Con il sì del Senato è stata appena approvata la “legge sulla povertà“, come si è affrettato a cinguettare il premier Gentiloni. In quest’era del politically correct è indicativo come non si sia riusciti a trovare un altro modo per definire, ancorché gergalmente, ma da parte di istituzioni e grandi media, questo provvedimento. E’ un’ammissione che le istituzioni considerino “poveri” gli economicamente instabili.
Povertà materiale non dovrebbe poter essere identificata, perlomeno dal legislatore, o dalla grande testata editoriale, come povertà. Ci sono tanti tipi povertà, ma l’unica che non è necessariamente povertà è quella di chi cava farfalle dal portafogli.
“Si compie oggi un passo storico“
è stato il commento del ministro del Lavoro e delle Politiche sociali Giuliano Poletti.

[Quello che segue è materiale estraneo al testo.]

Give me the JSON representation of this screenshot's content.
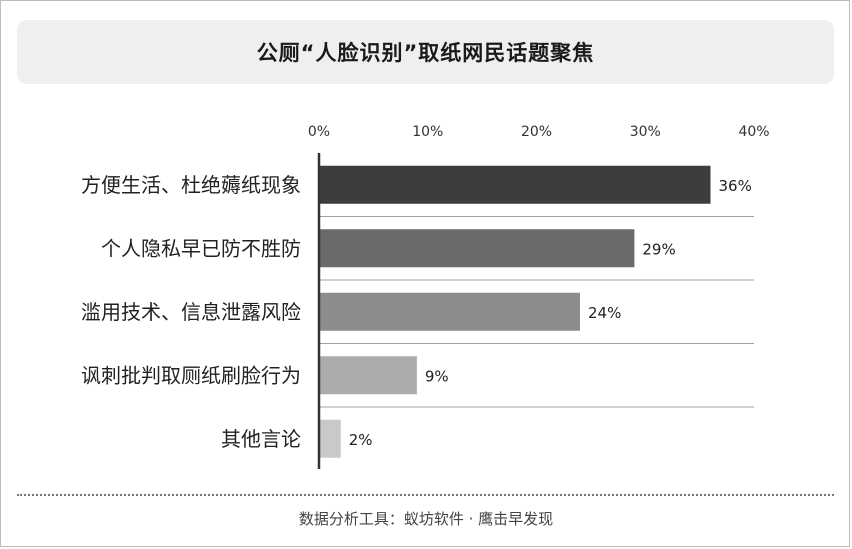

“Per la prima volta il nostro Paese si dota di uno strumento nazionale e strutturale di contrasto alla povertà – il reddito di inclusione (REI) – che ci consente di introdurre progressivamente una misura universale fondata sull’esistenza di una condizione di bisogno economico e non più sull’appartenenza a particolari categorie (anziani, disoccupati, disabili, genitori soli, eccetera)”.
Poletti annunciato come le le risorse stanziate per questo istituto siano di 2 miliardi di euro per il 2017 ed altrettanti per il 2018, con i quali si potranno sarà possibile dare un concreto aiuto a circa due milioni di persone.